O Mapa do Gás: Desigualdade Continental
A disparidade no território nacional é impressionante. Enquanto um morador de Belo Horizonte ou do Rio de Janeiro consegue comprar o botijão por menos de R$ 100, quem vive em Roraima chega a pagar quase 50% a mais pelo exato mesmo produto.
O repasse de custos recentes nas distribuidoras e os reflexos da volatilidade do petróleo no mercado internacional atingiram as revendas em cheio no mês de abril. Abaixo, o panorama de cada região e os valores médios de revenda levantados nas 27 capitais brasileiras:
1. Região Norte: A Liderança do “Custo Brasil”
O Norte sofre diretamente com a alta dependência de transportes complexos por longas distâncias, o que gera um ágio pesado no valor final do produto. Boa Vista (RR) lidera o ranking nacional absoluto com o gás mais caro do país.
• Boa Vista (RR): R$ 142,28 (O mais caro do Brasil)
• Macapá (AP): R$ 124,90
• Rio Branco (AC): R$ 122,12
• Palmas (TO): R$ 114,87
• Belém (PA): R$ 113,43
• Manaus (AM): R$ 113,00
• Porto Velho (RO): R$ 108,34
2. Região Nordeste: O Ponto Fora da Curva Baiano
Embora a maioria dos estados nordestinos apresente uma média na faixa dos R$ 100, Salvador é a grande exceção. O preço do botijão na capital baiana disparou após reajustes consecutivos das gestões privatizadas locais, tornando-se o segundo mais caro entre todas as capitais do país, superando até mesmo a maioria das capitais do Norte.
• Salvador (BA): R$ 131,67
• São Luís (MA): R$ 107,80
• Recife (PE): R$ 103,33
• Aracaju (SE): R$ 102,84
• Fortaleza (CE): R$ 102,13
• João Pessoa (PB): R$ 102,13
• Teresina (PI): R$ 101,56
• Natal (RN): R$ 101,03
• Maceió (AL): R$ 95,49
3. Região Sul: Contrastes Regionais
O Sul apresenta uma forte montanha-russa em sua tabela. O Paraná tem um dos valores mais competitivos da nação, mas Santa Catarina vê a capital Florianópolis registrar custos que assustam o consumidor, fortemente influenciados pela logística de distribuição litorânea.

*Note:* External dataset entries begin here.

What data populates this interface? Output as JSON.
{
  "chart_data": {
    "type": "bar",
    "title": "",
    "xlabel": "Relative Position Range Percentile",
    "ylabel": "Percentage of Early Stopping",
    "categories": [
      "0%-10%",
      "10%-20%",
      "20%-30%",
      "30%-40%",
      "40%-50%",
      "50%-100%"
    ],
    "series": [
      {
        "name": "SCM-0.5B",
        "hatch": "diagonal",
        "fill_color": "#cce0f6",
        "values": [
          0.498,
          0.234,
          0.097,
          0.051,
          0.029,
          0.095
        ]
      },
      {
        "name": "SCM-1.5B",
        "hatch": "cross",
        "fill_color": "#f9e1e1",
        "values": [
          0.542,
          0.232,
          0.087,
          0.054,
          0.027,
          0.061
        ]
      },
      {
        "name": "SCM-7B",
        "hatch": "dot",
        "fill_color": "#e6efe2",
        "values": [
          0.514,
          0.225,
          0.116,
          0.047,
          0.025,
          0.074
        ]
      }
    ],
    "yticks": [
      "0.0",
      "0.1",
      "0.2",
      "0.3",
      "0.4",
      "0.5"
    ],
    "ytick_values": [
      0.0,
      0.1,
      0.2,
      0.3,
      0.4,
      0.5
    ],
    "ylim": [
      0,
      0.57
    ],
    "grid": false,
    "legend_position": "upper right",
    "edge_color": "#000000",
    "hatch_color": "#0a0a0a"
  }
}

• Florianópolis (SC): R$ 132,00
• Porto Alegre (RS): R$ 101,33
• Curitiba (PR): R$ 96,00
4. Região Centro-Oeste: Reflexos do Frete
No Centro-Oeste, o peso da tributação estadual e a distribuição pelas grandes rodovias ditam as regras. Cuiabá puxa a média da região para cima, enquanto a capital federal e Goiás mantêm patamares mais amigáveis ao bolso.
• Cuiabá (MT): R$ 125,05
• Campo Grande (MS): R$ 100,04
• Goiânia (GO): R$ 98,32
• Brasília (DF): R$ 95,52
5. Região Sudeste: O Alívio de Preço nas Metrópoles
O Sudeste concentra grande parte das capitais com os botijões mais baratos do Brasil. A alta densidade de refinarias e a forte concorrência entre as revendedoras espremem as margens e beneficiam o consumidor. Mesmo com as oscilações em São Paulo, é no Sudeste que o brasileiro encontra o cenário mais favorável.
• São Paulo (SP): R$ 119,29
• Rio de Janeiro (RJ): R$ 97,91
• Vitória (ES): R$ 97,71
• Belo Horizonte (MG): R$ 94,48 (A capital mais barata do país)
Os dados expostos refletem a média de mercado consolidada nos últimos levantamentos semanais da ANP e sindicatos do setor referentes à transição de abril para maio de 2026. Os valores nas bombas e revendas sofrem flutuações, podendo variar de acordo com a distribuidora e a região administrativa dentro de cada município.